In this study, we explored the fundamental concepts of modelling using two basic datasets. These datasets were generated using a biased coin, incorporating both independent Bernoulli trials and a Markov property. We applied two models of varying capacity to these datasets, aiming to estimate the probability of obtaining a ‘heads’ outcome in a coin toss. Our findings revealed that the Bernoulli Model, which has lower capacity, requires fewer samples than the more complex Markov model to accurately estimate the probability for the Bernoulli coin. However, as we increased the number of samples per dataset, both models demonstrated improved precision.
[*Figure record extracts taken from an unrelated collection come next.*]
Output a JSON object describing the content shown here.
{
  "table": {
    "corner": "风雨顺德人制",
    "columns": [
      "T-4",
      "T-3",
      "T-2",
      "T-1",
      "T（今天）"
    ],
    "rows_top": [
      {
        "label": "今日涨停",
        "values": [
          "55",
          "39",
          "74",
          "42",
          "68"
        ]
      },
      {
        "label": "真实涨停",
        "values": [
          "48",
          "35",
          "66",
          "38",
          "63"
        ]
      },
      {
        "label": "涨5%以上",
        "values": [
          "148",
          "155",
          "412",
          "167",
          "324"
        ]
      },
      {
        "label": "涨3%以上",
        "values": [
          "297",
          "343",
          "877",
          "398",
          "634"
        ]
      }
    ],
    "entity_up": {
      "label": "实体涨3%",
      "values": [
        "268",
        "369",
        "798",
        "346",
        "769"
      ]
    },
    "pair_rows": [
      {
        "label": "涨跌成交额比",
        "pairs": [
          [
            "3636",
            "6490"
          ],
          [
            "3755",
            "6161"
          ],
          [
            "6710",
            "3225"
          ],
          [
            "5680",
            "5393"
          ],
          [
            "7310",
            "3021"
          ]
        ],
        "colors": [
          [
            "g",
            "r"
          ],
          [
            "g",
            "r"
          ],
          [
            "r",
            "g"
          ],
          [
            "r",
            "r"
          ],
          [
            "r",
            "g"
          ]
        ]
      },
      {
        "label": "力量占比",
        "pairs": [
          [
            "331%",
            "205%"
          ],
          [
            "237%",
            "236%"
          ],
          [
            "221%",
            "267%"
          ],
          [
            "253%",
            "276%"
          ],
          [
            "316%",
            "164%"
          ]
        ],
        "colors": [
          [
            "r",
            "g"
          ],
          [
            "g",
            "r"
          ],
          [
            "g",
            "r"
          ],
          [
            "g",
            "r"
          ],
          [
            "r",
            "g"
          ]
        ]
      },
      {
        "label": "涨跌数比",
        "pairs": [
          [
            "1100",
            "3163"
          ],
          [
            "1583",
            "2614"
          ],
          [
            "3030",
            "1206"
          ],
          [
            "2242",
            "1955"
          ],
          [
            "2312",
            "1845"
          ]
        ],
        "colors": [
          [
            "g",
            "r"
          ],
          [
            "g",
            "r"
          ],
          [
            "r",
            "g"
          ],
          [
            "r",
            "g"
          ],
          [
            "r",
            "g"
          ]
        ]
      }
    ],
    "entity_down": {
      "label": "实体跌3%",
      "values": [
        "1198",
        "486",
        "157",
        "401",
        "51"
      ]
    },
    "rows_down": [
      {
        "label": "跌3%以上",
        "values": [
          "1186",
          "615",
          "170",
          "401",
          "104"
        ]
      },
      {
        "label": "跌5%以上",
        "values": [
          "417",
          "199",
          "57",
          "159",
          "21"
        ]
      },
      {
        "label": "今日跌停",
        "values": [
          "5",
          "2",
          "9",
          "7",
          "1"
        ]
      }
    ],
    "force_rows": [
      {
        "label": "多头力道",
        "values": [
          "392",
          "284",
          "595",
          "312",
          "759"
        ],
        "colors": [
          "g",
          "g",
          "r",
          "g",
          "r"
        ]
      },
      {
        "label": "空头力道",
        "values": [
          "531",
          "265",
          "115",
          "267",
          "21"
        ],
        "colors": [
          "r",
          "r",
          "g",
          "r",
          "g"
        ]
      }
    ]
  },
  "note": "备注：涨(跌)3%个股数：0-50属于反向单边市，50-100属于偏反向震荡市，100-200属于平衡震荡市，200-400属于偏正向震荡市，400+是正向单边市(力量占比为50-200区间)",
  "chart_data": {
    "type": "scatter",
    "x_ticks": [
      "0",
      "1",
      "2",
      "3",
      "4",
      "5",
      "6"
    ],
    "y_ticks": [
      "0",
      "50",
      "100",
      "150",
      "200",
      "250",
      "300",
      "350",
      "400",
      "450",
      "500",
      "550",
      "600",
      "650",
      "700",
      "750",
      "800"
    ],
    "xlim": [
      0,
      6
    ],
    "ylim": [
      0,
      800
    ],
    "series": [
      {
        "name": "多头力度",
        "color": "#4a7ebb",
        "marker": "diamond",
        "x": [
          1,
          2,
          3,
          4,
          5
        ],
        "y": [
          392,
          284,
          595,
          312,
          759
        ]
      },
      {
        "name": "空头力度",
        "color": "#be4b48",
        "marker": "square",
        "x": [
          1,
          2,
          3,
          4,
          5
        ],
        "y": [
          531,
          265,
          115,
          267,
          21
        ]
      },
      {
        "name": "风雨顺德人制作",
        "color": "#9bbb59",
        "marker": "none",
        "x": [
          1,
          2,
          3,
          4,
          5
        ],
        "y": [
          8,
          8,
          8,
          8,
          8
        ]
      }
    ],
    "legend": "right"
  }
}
Interestingly, the higher capacity of the Markov model enabled it to accurately estimate the probability for the Markov coin, while the Bernoulli model fell short in capturing the influence of the previous state. We contend that this is due to the Markov model’s higher capacity, which allows it to overfit to minor irregularities in the data, necessitating more samples to mitigate this effect. Simpler models like the Bernoulli model can readily ignore these irregularities due to its inherent assumptions about the data-generating process. However, this simplicity can lead to inaccuracies if the model fails to account for certain aspects of the data generation process, as we observed with the Markov coin.

This study’s findings illustrate a classic case of the bias-variance trade-off in modeling[1]. It is crucial to note that while much of the popular literature on bias-variance trade-off attributes the difference between prediction and ground truth to the model capacity, this argument overlooks the critical role of the data generating process. A model with greater capacity does not necessarily exhibit low bias. Also, modern machine learning theory suggests more capacious model can increase both the accuracy and the precision at the same time[2].

In conclusion, while statistical bias is a significant factor, it is just one part of the larger narrative. Other forms of bias exist in machine learning algorithms that are equally important to consider[3]. I plan to delve into these in subsequent articles, expanding our understanding of bias in machine learning.

References

[1] Hastie, T., Tibshirani, R., Friedman, J. H., & Friedman, J. H. (2009). The elements of statistical learning: data mining, inference, and prediction (Vol. 2, pp. 1-758). New York: springer.
[2] Belkin, M., Hsu, D., Ma, S., & Mandal, S. (2019). Reconciling modern machine-learning practice and the classical bias–variance trade-off. Proceedings of the National Academy of Sciences, 116(32), 15849-15854.
[3] Mitchell, T. M. (2007). Machine learning (Vol. 1). New York: McGraw-hill.